With every sample injection, the level of catalyst suspension in the annular volume of the photoreactor system rises. When it reaches a pre-determined upper limit, no more sample injection is possible. The photoreactor system then automatically goes into the drain operation. The entire catalyst suspension is drained into the drain reservoir 23. It is then rinsed by feeding the photo reactor system with distilled water, and the water is drained into the drain reservoir 5 and a fresh catalyst suspension is filled. The photoreactor system is now ready for analysis. While injecting the sample (or standard) into the photoreactor, care is taken to clean the sampling line with distilled water as well as to rinse with the sample to be analyzed. After such cleaning and rinsing, the liquid effluent sample is injected into the photoreactor. This ensures sample integrity and reproducibility. After every cycle of operation the photoreactor system goes into sleep mode and becomes active after a preprogrammed time for analyzing the next liquid sample from the effluent stream.

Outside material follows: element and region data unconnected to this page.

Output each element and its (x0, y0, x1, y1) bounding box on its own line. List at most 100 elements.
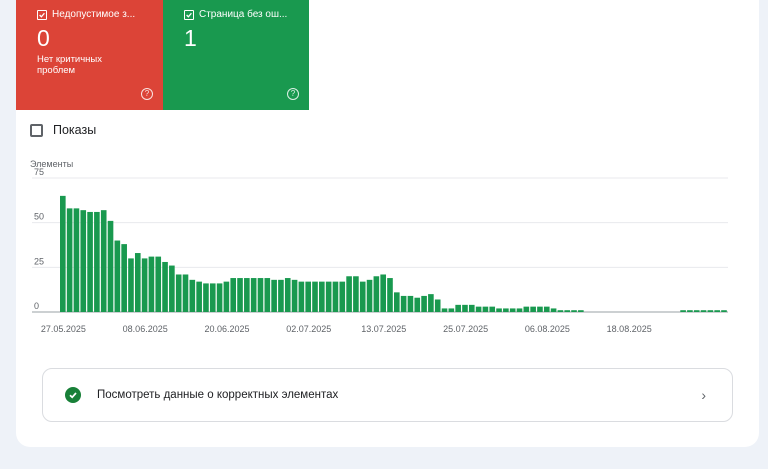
chart-bar[interactable] (169, 265, 175, 312)
chart-bar[interactable] (700, 310, 707, 312)
details-link-label: Посмотреть данные о корректных элементах (97, 389, 339, 401)
chevron-right-icon: › (701, 387, 706, 403)
chart-bar[interactable] (468, 304, 475, 312)
chart-bar[interactable] (319, 281, 325, 312)
chart-bar[interactable] (693, 310, 700, 312)
view-valid-items-button[interactable]: Посмотреть данные о корректных элементах… (42, 368, 733, 422)
chart-bar[interactable] (284, 278, 291, 312)
chart-bar[interactable] (94, 211, 100, 312)
chart-bar[interactable] (346, 276, 352, 312)
chart-bar[interactable] (339, 281, 346, 312)
chart-bar[interactable] (162, 261, 168, 312)
chart-bar[interactable] (475, 306, 482, 312)
chart-bar[interactable] (271, 279, 277, 312)
chart-bar[interactable] (455, 304, 461, 312)
chart-bar[interactable] (394, 292, 400, 312)
chart-bar[interactable] (189, 279, 196, 312)
chart-bar[interactable] (496, 308, 502, 312)
chart-bar[interactable] (298, 281, 305, 312)
items-bar-chart: Элементы 0255075 27.05.2025 08.06.2025 20.… (30, 159, 728, 334)
chart-bar[interactable] (107, 220, 114, 312)
chart-bar[interactable] (380, 274, 386, 312)
chart-bar[interactable] (462, 304, 468, 312)
chart-bar[interactable] (489, 306, 496, 312)
chart-bar[interactable] (196, 281, 202, 312)
chart-bar[interactable] (373, 276, 380, 312)
chart-bar[interactable] (223, 281, 230, 312)
check-circle-icon (65, 387, 81, 403)
chart-bar[interactable] (414, 297, 421, 312)
chart-bar[interactable] (509, 308, 516, 312)
chart-bar[interactable] (530, 306, 536, 312)
chart-bar[interactable] (550, 308, 557, 312)
chart-bar[interactable] (503, 308, 509, 312)
chart-bar[interactable] (264, 278, 271, 312)
chart-bar[interactable] (237, 278, 243, 312)
chart-bar[interactable] (332, 281, 339, 312)
chart-bar[interactable] (134, 253, 141, 312)
chart-bar[interactable] (305, 281, 312, 312)
chart-bar[interactable] (353, 276, 359, 312)
chart-bar[interactable] (182, 274, 189, 312)
chart-bar[interactable] (141, 258, 148, 312)
chart-bar[interactable] (121, 244, 127, 312)
x-tick-label: 18.08.2025 (607, 324, 652, 334)
chart-bar[interactable] (421, 295, 427, 312)
y-tick-label: 75 (34, 167, 44, 177)
chart-bar[interactable] (721, 310, 727, 312)
x-tick-label: 20.06.2025 (204, 324, 249, 334)
chart-bar[interactable] (482, 306, 489, 312)
chart-bar[interactable] (216, 283, 223, 312)
chart-bar[interactable] (148, 256, 155, 312)
chart-bar[interactable] (359, 281, 366, 312)
chart-bar[interactable] (523, 306, 530, 312)
chart-bar[interactable] (434, 299, 441, 312)
chart-bar[interactable] (230, 278, 237, 312)
chart-bar[interactable] (312, 281, 318, 312)
chart-bar[interactable] (244, 278, 250, 312)
chart-bar[interactable] (366, 279, 373, 312)
chart-bar[interactable] (60, 195, 66, 312)
x-tick-label: 02.07.2025 (286, 324, 331, 334)
chart-bar[interactable] (80, 210, 87, 312)
chart-bar[interactable] (325, 281, 332, 312)
chart-bar[interactable] (714, 310, 720, 312)
chart-bar[interactable] (114, 240, 121, 312)
chart-bar[interactable] (680, 310, 686, 312)
chart-bar[interactable] (571, 310, 577, 312)
chart-bar[interactable] (66, 208, 73, 312)
chart-bar[interactable] (578, 310, 584, 312)
y-tick-label: 25 (34, 256, 44, 266)
y-tick-label: 50 (34, 212, 44, 222)
x-tick-label: 25.07.2025 (443, 324, 488, 334)
chart-bar[interactable] (687, 310, 693, 312)
chart-bar[interactable] (155, 256, 162, 312)
chart-bar[interactable] (537, 306, 543, 312)
chart-bar[interactable] (441, 308, 448, 312)
chart-bar[interactable] (516, 308, 523, 312)
chart-bar[interactable] (448, 308, 455, 312)
chart-bar[interactable] (100, 210, 107, 312)
chart-bar[interactable] (543, 306, 550, 312)
chart-bar[interactable] (87, 211, 93, 312)
y-tick-label: 0 (34, 301, 39, 311)
chart-bar[interactable] (73, 208, 80, 312)
chart-bar[interactable] (175, 274, 182, 312)
chart-bar[interactable] (278, 279, 284, 312)
x-tick-label: 27.05.2025 (41, 324, 86, 334)
chart-bar[interactable] (128, 258, 134, 312)
chart-bar[interactable] (564, 310, 571, 312)
chart-bar[interactable] (428, 294, 434, 312)
x-tick-label: 08.06.2025 (123, 324, 168, 334)
chart-bar[interactable] (209, 283, 216, 312)
x-tick-label: 06.08.2025 (525, 324, 570, 334)
chart-bar[interactable] (203, 283, 209, 312)
chart-bar[interactable] (250, 278, 257, 312)
chart-bar[interactable] (557, 310, 564, 312)
chart-bar[interactable] (707, 310, 714, 312)
chart-bar[interactable] (291, 279, 298, 312)
chart-bar[interactable] (407, 295, 414, 312)
chart-bar[interactable] (387, 278, 393, 312)
chart-bar[interactable] (257, 278, 264, 312)
chart-bar[interactable] (400, 295, 407, 312)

The present invention provides a photoreactor system suitable for determination of organic content in effluent streams wherein the photoreactor system comprises a feeding unit including an injection port and an adapter that allows determination of carbon content with low dead volume, high accuracy and with negligible human intervention. Apart from minimizing the dead volume, the feeding unit of the photoreactor system of the present invention allows leakage free contact with the photoreactor. This is enabled by a configuration where tubular portions of the injection port is received inside an adapter that is secured to the reactor tube in such a way that precise positioning of the injection port opening with respect to the perforation on the photoreactor tube is made possible. Further the feeding unit of the photoreactor system of the present invention is resistant to corrosion even on exposure to corrosive photocatalysts. This is made possible by separating the injection port and the photoreactor tube by a corrosion resistant adapter. Thus, the present invention provides a photoreactor system that is durable, thereby ensuring prolonged and uninterrupted operation. The photoreactor system of the present invention also allows determination of total carbon content in effluent streams with high accuracy and precision. Further, by allowing the determination of carbon content in a continuous process using an NDIR sensor and a control unit that provides a feedback loop with the syringe drive system, the photoreactor system of the invention provides ease of operation with limited human intervention. Furthermore, by enabling determination of both the organic and inorganic carbon content of the effluent streams using a single reactor, the photoreactor system of the invention has a less complex design.
The above description is illustrative only and is not limiting. The present invention is defined by the claims that follow and their full range of equivalents.